The demand comes amid shrinking fiscal space that forced the government on Thursday to further reduce electricity subsidies for domestic consumers, resulting into 95 paisa per unit surge in tariff. The All Pakistan Textile Mills Association (Aptma) members are enjoying multiple subsidies. These include Duty and Tax Remission for Exports (DTRE), DLTL and Temporary Economic Refinance Facility (TERF) scheme by the State Bank of Pakistan and subsidised power and gas as well as tax exemptions.

Yet its performance remained dismal and the country’s total exports remained stagnant at around $25.6 billion in the last fiscal year -a level that was only 3% higher than the exports in the last year of the Pakistan Muslim League-Nawaz (PML-N) government.

There needs to be a cost-benefit analysis to reveal the hundreds of billions paid out to this sector in the form of subsidies since many years versus net increase in exports, according to a senior government functionary. The subsidies in their current form have led to rent-seeking and misuse in the textile sector. They are untargeted towards exporters and financially unsustainable, he added.

In the budget, the government had booked Rs26 billion gas subsidy, which is now estimated to increase to Rs62 billion annually. Power subsidy costs another Rs20 billion per annum. It is also unfunded, meaning that it adds to circular debt. The government had proposed to revise the existing gas tariff of $6.5 per mmbtu for the captive power plants of export sectors to $9 per mmbtu from November 15, 2021 to March 31, 2022. However, a member of the Aptma took a stay order form the court against the decision despite the fact that the lobby group had agreed to the increased prices due to higher LNG rates.

The exporters had also not met their other commitments in the past. They had got stay orders against heat rate tests and payments of Gas Infrastructure Development Cess. Energy Minister Hammad Azhar tweeted on Thursday that uninterrupted process gas was being supplied to the textile sector. Only the gas that is being used for captive power plants has been curtailed. The Aptma had also taken a court stay on its tariff increase due to rise in LNG prices to 9 cents per mmbtu from 6.5 cents.

The Aptma members are utilising expensive imported gas at cheaper rates and using 80% of it to generate their own electricity through captive power plants. Industrial units in Pakistan are allowed to install their captive power plants to produce electricity for their own use. And if they have surplus, they can supply it to the national grid for residential or commercial consumers.

There are 1,211 captive power units on both Sui Northern Gas Pipelines and Sui Southern Gas Company’s network, consuming about 415 mmcfd of gas. Out of this, 610 are export-oriented units and 601 are non-export oriented units, S&P Global reported in January this year. The captive units have efficiency of 30-38%, much lower than efficient power plants having efficiency of 50-62%, according to the publication.

Instead of giving untargeted subsidies, there is a need to link the subsidies with actual export proceeds, according to former special assistant to PM on energy Tabish Gohar.

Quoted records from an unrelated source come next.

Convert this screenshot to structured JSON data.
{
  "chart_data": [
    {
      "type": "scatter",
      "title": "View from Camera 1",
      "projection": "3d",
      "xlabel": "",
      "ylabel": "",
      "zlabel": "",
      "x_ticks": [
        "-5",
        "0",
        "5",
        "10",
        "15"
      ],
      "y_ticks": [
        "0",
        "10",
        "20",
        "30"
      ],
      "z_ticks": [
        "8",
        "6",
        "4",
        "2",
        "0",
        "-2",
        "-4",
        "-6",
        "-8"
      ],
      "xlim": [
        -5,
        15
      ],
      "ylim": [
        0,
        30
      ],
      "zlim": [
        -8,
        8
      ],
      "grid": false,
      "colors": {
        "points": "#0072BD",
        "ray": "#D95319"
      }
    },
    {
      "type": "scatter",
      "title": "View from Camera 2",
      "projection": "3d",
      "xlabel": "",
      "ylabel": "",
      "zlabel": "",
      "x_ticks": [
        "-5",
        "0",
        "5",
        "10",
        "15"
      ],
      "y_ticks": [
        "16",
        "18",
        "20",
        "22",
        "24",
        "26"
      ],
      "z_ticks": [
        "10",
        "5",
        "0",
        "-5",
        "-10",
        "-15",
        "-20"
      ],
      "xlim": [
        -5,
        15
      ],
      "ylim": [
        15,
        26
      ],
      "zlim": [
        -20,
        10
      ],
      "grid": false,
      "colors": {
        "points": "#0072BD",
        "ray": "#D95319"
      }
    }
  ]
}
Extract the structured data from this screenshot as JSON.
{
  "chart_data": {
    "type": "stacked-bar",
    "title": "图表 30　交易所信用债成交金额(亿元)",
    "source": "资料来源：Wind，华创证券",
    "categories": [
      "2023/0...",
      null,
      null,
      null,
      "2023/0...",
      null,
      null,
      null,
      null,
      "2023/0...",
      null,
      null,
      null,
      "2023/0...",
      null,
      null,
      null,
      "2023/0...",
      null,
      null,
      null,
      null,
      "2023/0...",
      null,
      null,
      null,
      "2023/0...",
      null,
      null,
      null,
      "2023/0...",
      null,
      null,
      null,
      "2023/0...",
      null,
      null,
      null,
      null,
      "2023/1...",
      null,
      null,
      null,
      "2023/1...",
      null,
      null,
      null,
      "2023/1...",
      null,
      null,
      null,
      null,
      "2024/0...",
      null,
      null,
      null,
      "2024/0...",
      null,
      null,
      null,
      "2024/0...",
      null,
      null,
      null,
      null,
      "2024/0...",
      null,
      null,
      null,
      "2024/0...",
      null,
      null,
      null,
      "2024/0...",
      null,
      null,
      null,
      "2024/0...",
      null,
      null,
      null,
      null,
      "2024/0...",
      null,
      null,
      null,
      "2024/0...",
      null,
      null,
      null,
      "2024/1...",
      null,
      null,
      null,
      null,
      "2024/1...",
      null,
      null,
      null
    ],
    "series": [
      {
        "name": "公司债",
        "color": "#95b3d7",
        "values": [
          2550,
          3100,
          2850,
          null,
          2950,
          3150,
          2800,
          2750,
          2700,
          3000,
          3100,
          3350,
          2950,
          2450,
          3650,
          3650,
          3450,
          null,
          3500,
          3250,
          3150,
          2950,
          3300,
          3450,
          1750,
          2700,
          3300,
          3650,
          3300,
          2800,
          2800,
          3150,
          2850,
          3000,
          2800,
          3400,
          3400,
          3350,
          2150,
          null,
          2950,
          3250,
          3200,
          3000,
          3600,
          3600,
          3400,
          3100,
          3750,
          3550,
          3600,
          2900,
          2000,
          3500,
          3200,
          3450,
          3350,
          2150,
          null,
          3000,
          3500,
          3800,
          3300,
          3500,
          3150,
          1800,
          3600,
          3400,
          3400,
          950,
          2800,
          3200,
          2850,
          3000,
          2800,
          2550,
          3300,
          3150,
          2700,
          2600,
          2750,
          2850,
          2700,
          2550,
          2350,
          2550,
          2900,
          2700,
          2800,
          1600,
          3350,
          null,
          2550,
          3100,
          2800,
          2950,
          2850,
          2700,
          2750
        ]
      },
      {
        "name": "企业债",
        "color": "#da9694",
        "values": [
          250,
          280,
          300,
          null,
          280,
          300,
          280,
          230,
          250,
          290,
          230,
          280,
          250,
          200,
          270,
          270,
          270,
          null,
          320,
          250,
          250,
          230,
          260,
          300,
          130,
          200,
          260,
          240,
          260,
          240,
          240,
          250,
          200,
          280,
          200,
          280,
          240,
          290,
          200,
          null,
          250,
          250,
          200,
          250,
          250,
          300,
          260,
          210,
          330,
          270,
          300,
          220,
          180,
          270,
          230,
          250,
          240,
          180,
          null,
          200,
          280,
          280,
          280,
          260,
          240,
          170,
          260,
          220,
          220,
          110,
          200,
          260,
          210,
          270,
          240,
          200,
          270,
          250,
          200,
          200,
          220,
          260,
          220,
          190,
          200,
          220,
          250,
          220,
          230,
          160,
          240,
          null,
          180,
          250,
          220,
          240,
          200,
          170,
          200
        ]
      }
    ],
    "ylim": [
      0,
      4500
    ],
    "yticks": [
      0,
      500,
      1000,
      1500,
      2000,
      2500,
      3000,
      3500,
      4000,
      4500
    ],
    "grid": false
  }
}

A significant proportion of textile products is now supplied to local markets. The subsidy is also used to run inefficient captive power plants in the textile sector. On one hand, the government is sitting on surplus power while on the other hand, it ends up supplying precious and subsidised imported gas to run captive power plants.

The Aptma had agreed with the government in February last year to end the subsidy by June 2020 for gas in return for waiver of all additional charges on its bills. The government held its part of the bargain but the industry got the subsidy extended for another year on pretext of Covid-19, according to a cabinet minister. The government is offering electricity at 9 cents to exporters, which is even lower than domestic consumers’ rates and also relatively regionally competitive rate with Bangladesh having 8.5-cent rate.

Disallowance of gas to captive power plants will automatically shift the units towards power thereby boosting the much needed power uptake in a surplus system. But the powerful Aptma is resisting to give up the undue benefit.

Published in The Express Tribune, December 18th, 2021.